The current study found that only 58.8% of donations were voluntary nonremunerated donations which are below the national average of 85.2% and 83.1% in India. Global database of blood safety 2008 reported that 36% of blood donations were contributed by family/replacement or paid donation in low middle-income countries, while we found a slightly higher rate (41.2%).
The WHO has implemented strategies to move toward 100% voluntary blood donation. However, in our study, nearly half of blood donation is family/replacement donation. To fulfill blood requirements in low middle-income countries, at least 10 in 1000 people must donate blood; however, the donation rate in Nepal is <5/1000 people in 2015. Hence, to fulfill the hospital requirement, family/replacement donation is still high in our study. Out of total donations, 41.7% of donors were first-time donors in this study, which is slightly higher than that reported in India.
Replacement donors had a higher deferral rate with 12.1% as compared to VNRD with 7.6%. A similar finding has been reported where replacement donors were deferred more than VNRD. This proves that VNRD is safer than replacement donor and should emphasize 100% voluntary blood donation to reduce the loss of blood donors.
Limitations of the study
The major limitation of this study is that the results are based on study done at a single blood centre and may not be applicable to the entire country.

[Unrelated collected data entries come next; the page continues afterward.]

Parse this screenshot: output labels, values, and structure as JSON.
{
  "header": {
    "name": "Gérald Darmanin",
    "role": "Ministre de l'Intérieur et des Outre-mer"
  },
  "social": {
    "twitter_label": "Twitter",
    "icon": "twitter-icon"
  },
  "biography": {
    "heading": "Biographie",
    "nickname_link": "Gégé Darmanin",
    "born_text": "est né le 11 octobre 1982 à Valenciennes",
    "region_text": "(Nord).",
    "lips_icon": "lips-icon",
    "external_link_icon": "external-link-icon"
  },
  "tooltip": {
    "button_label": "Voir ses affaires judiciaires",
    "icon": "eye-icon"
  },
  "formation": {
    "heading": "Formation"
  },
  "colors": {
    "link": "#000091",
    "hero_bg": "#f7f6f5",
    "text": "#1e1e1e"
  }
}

This study could not record the information of self-deferral donors (underage, underweight, and menstruation) who were not registered in the database of blood bank. Predonation hemoglobin estimation was done only in female donors hence could not cover male donor deferral due to anemia. Hence, in order to get the whole picture of deferral due to anemia, hemoglobin estimation should be carried out.
| Conclusion|| |
This study showed the profile of blood donors in the referral center of Nepal. Young people and students cover the majority of blood donors who can be motivated for regular voluntary nonremunerated blood donation. All donors should be informed about the causes and period of deferral, and proper counseling is mandatory for the retention of the temporarily deferred donor. The current findings suggest that it is important to increase awareness on voluntary nonremunerated blood donation and educate people about the common criteria needed to be a healthy donor to minimize the loss of blood donors.
The authors would like to acknowledge all staff from the blood bank for their cooperation and support in conducting this study.